In Judea Pearl's The Book of Why we find the following causal diagram:
where $U_1$ and $U_2$ are unobserved variables.
The diagram is accompanied by a comment that ensures that neither the back door criterion nor the front door criterion are sufficient to figure out the causal effect $P(Y | do(X))$.
However, as I understood the back door criterion, it should be enough to control for $Z$.
The backdoor paths from $X$ to $Y$ are $X\leftarrow Z \leftarrow W \leftarrow U_1 \rightarrow Y$, and $X\leftarrow U_2 \rightarrow W \leftarrow U_1 \rightarrow Y$.
If we block $Z$, then the first path becomes blocked.

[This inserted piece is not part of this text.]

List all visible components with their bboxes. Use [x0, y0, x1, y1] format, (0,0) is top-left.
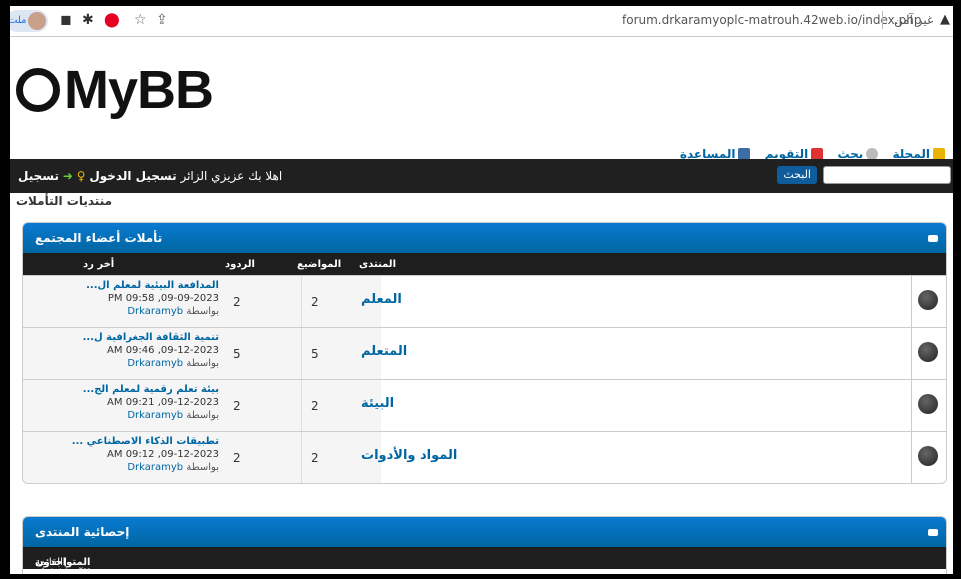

And the second path is blocked without a need to control variables by the collider at $W$.
So what is going on? Why is my analysis wrong?
Glad to help.
By conditioning on Z, which is a descendant of W, we will be opening the backdoor path $X\leftarrow U_2 \rightarrow W \leftarrow U_1 \rightarrow Y$.
Judea Pearl
ps. Glad this problem made its way to this math-inspired blog; the problems we encounter in graphical modeling and causal inference are indeed intellectually challenging and fun to solve.
The answer to this puzzle was posted yesterday on Twitter.
It is amazing that a graph with just 6 nodes can captivate and resist the best minds in the country, when the solution requires just 7 lines.
I hope you enjoy the game of causal inference. Judea Pearl @yudapearl
EDIT BY OP: Here I copy the solution to the puzzle that was shared on twitter.
\begin{align*} P(y|do(x)) &= P(y|do(x),do(z),do(w))\\ &=P(y|x,do(z),do(w))\\ &=P(y|x, do(z))\\ &=\sum_w P(y|x,do(z),w)\,P(w|x,do(z))\\ &=\sum_w P(y|x,do(z),w)\,P(x|do(z), w)\,P(w|do(z))/P(x|do(z))\\ &=\sum_w P(y|x, z, w)\,P(x|z,w)\,P(w) \sum_w P(x|w,do(z))\,P(w|do(z))\\ &=\sum_w P(y|x,z,w)\,P(x|z,w)\,P(w) \sum_w P(x|w,z)\,P(w). \end{align*}